Casey is lucky that he has an intelligent, loving mother who is willing and able to give him an education at home (and out in the world) in a much more "natural" way. I can't imagine how hard it would be to keep him in a situation that is not what you feel is best for him.

Michelle said...

Perfect! Truly. You are, of course, doing exactly the "right" thing meaning that you are living out your commitment to your child/children and validating their individual, unique needs in perfect harmony with your own. That is all the explanation anyone should, ( in a perfect world ) need. You are doing what you and your child need; that is truly the definition of all good parenting in my view. Well done! I love you all.

Michelle said...

Perfect! Truly. You are, of course, doing exactly the "right" thing meaning that you are living out your commitment to your child/children and validating their individual, unique needs in perfect harmony with your own. That is all the explanation anyone should, ( in a perfect world ) need. You are doing what you and your child need; that is truly the definition of all good parenting in my view. Well done! I love you all.

Hippy Mama said...

I'm so glad you trusted your self on this one. It sounds like the right thing for everyone! I'm finding that trusting your Mama instincts is soo important and usually right. Good for your family! Way to be observant and mindful! I look forward to following your home-schooling adventures as we here too question how we are going to educate our little one.

Kelley said...

YES, YES, YES!!! This is exactly right, Joy! I truly believe that little kids do not belong in school, and I find it very sad that the age to start school keeps getting moved up (preschool, pre-preschool). Charlotte Mason had it right in every respect. I love what she had to say about Kindergarten, and really what a waste of time it is.

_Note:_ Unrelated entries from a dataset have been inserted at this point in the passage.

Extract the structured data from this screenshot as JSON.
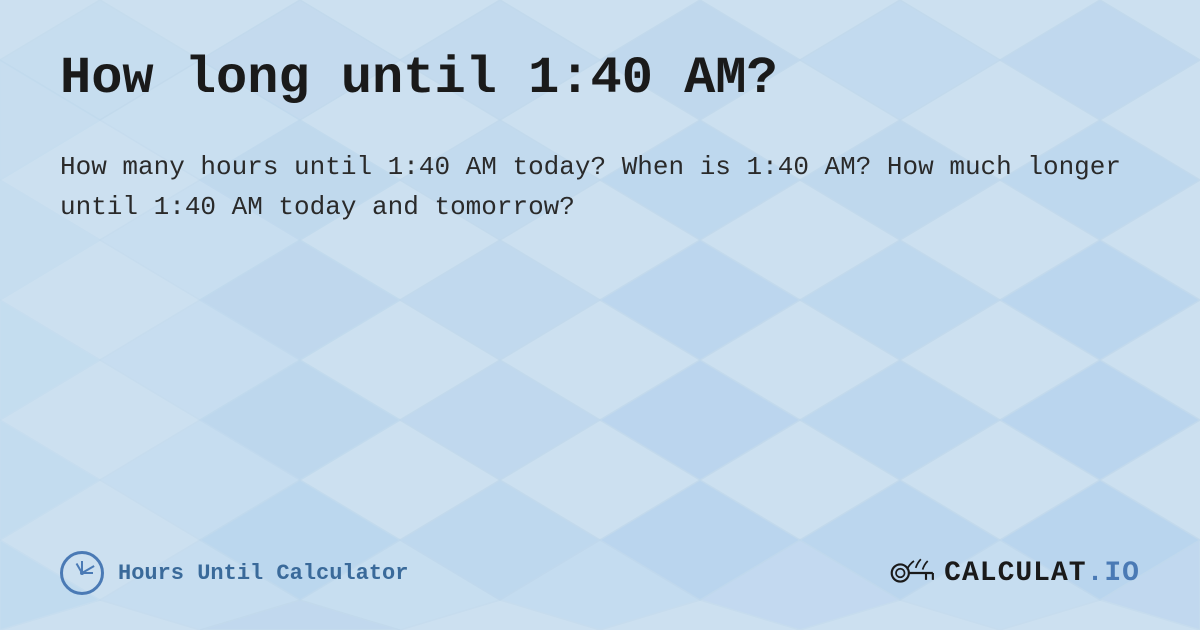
{
  "page": {
    "title": "How long until 1:40 AM?",
    "description": "How many hours until 1:40 AM today? When is 1:40 AM? How much longer until 1:40 AM today and tomorrow?",
    "background_color": "#d6e8f7",
    "accent_color": "#4a7ab5"
  },
  "footer": {
    "calculator_label": "Hours Until Calculator",
    "logo_text": "CALCULAT.IO"
  }
}
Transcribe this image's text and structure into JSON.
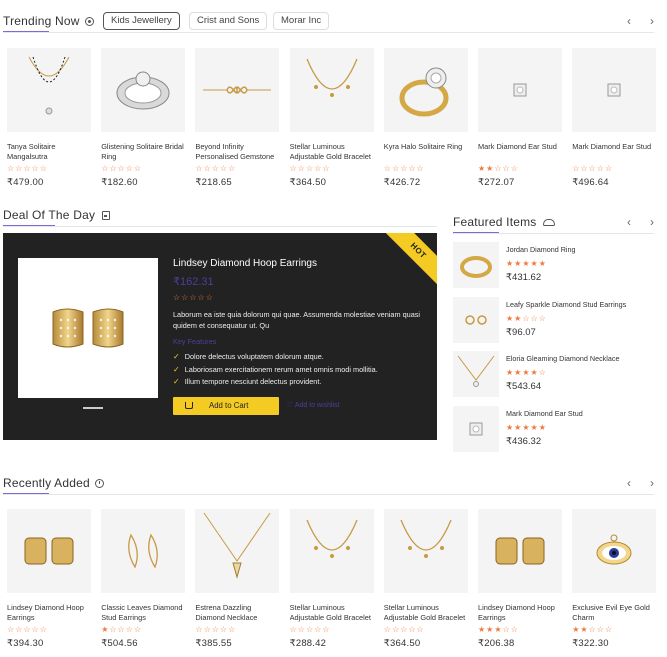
{
  "trending": {
    "title": "Trending Now",
    "tabs": [
      "Kids Jewellery",
      "Crist and Sons",
      "Morar Inc"
    ],
    "products": [
      {
        "name": "Tanya Solitaire Mangalsutra",
        "price": "₹479.00",
        "rating": 0,
        "icon": "mangalsutra-icon"
      },
      {
        "name": "Glistening Solitaire Bridal Ring",
        "price": "₹182.60",
        "rating": 0,
        "icon": "bridal-ring-icon"
      },
      {
        "name": "Beyond Infinity Personalised Gemstone",
        "price": "₹218.65",
        "rating": 0,
        "icon": "infinity-bracelet-icon"
      },
      {
        "name": "Stellar Luminous Adjustable Gold Bracelet",
        "price": "₹364.50",
        "rating": 0,
        "icon": "gold-bracelet-icon"
      },
      {
        "name": "Kyra Halo Solitaire Ring",
        "price": "₹426.72",
        "rating": 0,
        "icon": "halo-ring-icon"
      },
      {
        "name": "Mark Diamond Ear Stud",
        "price": "₹272.07",
        "rating": 2,
        "icon": "ear-stud-icon"
      },
      {
        "name": "Mark Diamond Ear Stud",
        "price": "₹496.64",
        "rating": 0,
        "icon": "ear-stud-icon"
      }
    ]
  },
  "deal": {
    "title": "Deal Of The Day",
    "badge": "HOT",
    "name": "Lindsey Diamond Hoop Earrings",
    "price": "₹162.31",
    "rating": 0,
    "description": "Laborum ea iste quia dolorum qui quae. Assumenda molestiae veniam quasi quidem et consequatur ut. Qu",
    "features_title": "Key Features",
    "features": [
      "Dolore delectus voluptatem dolorum atque.",
      "Laboriosam exercitationem rerum amet omnis modi mollitia.",
      "Illum tempore nesciunt delectus provident."
    ],
    "add_to_cart": "Add to Cart",
    "wishlist": "Add to wishlist"
  },
  "featured": {
    "title": "Featured Items",
    "items": [
      {
        "name": "Jordan Diamond Ring",
        "price": "₹431.62",
        "rating": 5,
        "icon": "diamond-ring-icon"
      },
      {
        "name": "Leafy Sparkle Diamond Stud Earrings",
        "price": "₹96.07",
        "rating": 2,
        "icon": "stud-earrings-icon"
      },
      {
        "name": "Eloria Gleaming Diamond Necklace",
        "price": "₹543.64",
        "rating": 4,
        "icon": "necklace-icon"
      },
      {
        "name": "Mark Diamond Ear Stud",
        "price": "₹436.32",
        "rating": 5,
        "icon": "ear-stud-icon"
      }
    ]
  },
  "recent": {
    "title": "Recently Added",
    "products": [
      {
        "name": "Lindsey Diamond Hoop Earrings",
        "price": "₹394.30",
        "rating": 0,
        "icon": "hoop-earrings-icon"
      },
      {
        "name": "Classic Leaves Diamond Stud Earrings",
        "price": "₹504.56",
        "rating": 1,
        "icon": "leaf-earrings-icon"
      },
      {
        "name": "Estrena Dazzling Diamond Necklace",
        "price": "₹385.55",
        "rating": 0,
        "icon": "pendant-necklace-icon"
      },
      {
        "name": "Stellar Luminous Adjustable Gold Bracelet",
        "price": "₹288.42",
        "rating": 0,
        "icon": "gold-bracelet-icon"
      },
      {
        "name": "Stellar Luminous Adjustable Gold Bracelet",
        "price": "₹364.50",
        "rating": 0,
        "icon": "gold-bracelet-icon"
      },
      {
        "name": "Lindsey Diamond Hoop Earrings",
        "price": "₹206.38",
        "rating": 3,
        "icon": "hoop-earrings-icon"
      },
      {
        "name": "Exclusive Evil Eye Gold Charm",
        "price": "₹322.30",
        "rating": 2,
        "icon": "evil-eye-charm-icon"
      }
    ]
  },
  "colors": {
    "accent": "#7a6bd6",
    "star": "#ef7a3c",
    "deal_bg": "#222222",
    "button": "#f4cb23"
  }
}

I'm thrilled that this is working for you.

Rixa, even if you aren't leaning towards homeschooling, Charlotte Mason's books are great books for parenting in general, and teaching in particular.

Anonymous said...

awesome, so glad to read this. i definitely think you guys are making the right choice.

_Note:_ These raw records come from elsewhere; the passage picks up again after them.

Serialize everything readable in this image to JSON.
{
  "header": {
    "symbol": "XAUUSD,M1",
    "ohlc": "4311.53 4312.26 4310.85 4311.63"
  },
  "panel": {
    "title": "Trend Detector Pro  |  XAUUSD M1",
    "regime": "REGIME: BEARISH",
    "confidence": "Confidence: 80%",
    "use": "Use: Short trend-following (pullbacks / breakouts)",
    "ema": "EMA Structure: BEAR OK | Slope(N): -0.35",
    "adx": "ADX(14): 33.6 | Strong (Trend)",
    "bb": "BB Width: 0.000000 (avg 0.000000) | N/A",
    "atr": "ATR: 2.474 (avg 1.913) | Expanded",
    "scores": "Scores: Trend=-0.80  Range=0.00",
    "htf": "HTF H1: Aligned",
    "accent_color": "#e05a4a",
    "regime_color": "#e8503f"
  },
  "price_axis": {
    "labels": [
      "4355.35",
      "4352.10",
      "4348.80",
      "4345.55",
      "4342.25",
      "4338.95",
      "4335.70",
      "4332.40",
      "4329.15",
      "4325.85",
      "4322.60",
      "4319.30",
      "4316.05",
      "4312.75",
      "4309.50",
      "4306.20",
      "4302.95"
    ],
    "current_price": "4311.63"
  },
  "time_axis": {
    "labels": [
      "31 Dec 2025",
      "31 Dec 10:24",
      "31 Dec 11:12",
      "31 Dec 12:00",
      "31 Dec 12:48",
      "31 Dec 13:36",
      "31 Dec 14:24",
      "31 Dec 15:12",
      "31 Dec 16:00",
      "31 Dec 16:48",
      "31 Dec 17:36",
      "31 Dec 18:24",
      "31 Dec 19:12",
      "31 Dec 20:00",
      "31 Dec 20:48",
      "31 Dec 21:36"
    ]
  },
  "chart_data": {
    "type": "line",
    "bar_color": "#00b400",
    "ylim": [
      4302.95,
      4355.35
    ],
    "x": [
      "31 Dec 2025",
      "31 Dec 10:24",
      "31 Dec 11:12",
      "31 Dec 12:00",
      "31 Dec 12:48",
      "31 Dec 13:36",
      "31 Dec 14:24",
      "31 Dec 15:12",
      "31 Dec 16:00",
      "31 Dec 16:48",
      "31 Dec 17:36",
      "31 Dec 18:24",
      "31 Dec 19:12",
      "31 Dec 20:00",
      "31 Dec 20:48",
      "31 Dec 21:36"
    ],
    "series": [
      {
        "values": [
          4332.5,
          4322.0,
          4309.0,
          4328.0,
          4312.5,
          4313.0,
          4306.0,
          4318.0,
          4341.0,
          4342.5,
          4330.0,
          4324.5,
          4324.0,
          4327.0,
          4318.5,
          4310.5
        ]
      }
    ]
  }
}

it's occured to me that my (future) home/unschooled children might want to try out school one day, especially as preteens or teenagers. how do you respect their decision making ability and allow it and not feel like a failure? (i mean that as a general "you") i know that wouldn't really be the case, but i feel like everyone would walk around going "i told you so". know what i mean?

anyway, good for you and casey, definitely a great decision.

Anonymous said...

oh, and i forgot to say, what could a child that age possibly do that warrants a trip to the principal's office?! that's just so disturbing to me on so many levels. talk about horrible for such a little one, it's no wonder he's been off kilter, how does one that age even conceptualize something like that.

humph.

Amanda said...

Good for you and Steve for doing what is best for Casey. Who the hell cares what neighbors think? Everyone who loves you is/should be thinking about what great parents you are! I know Jake and I are.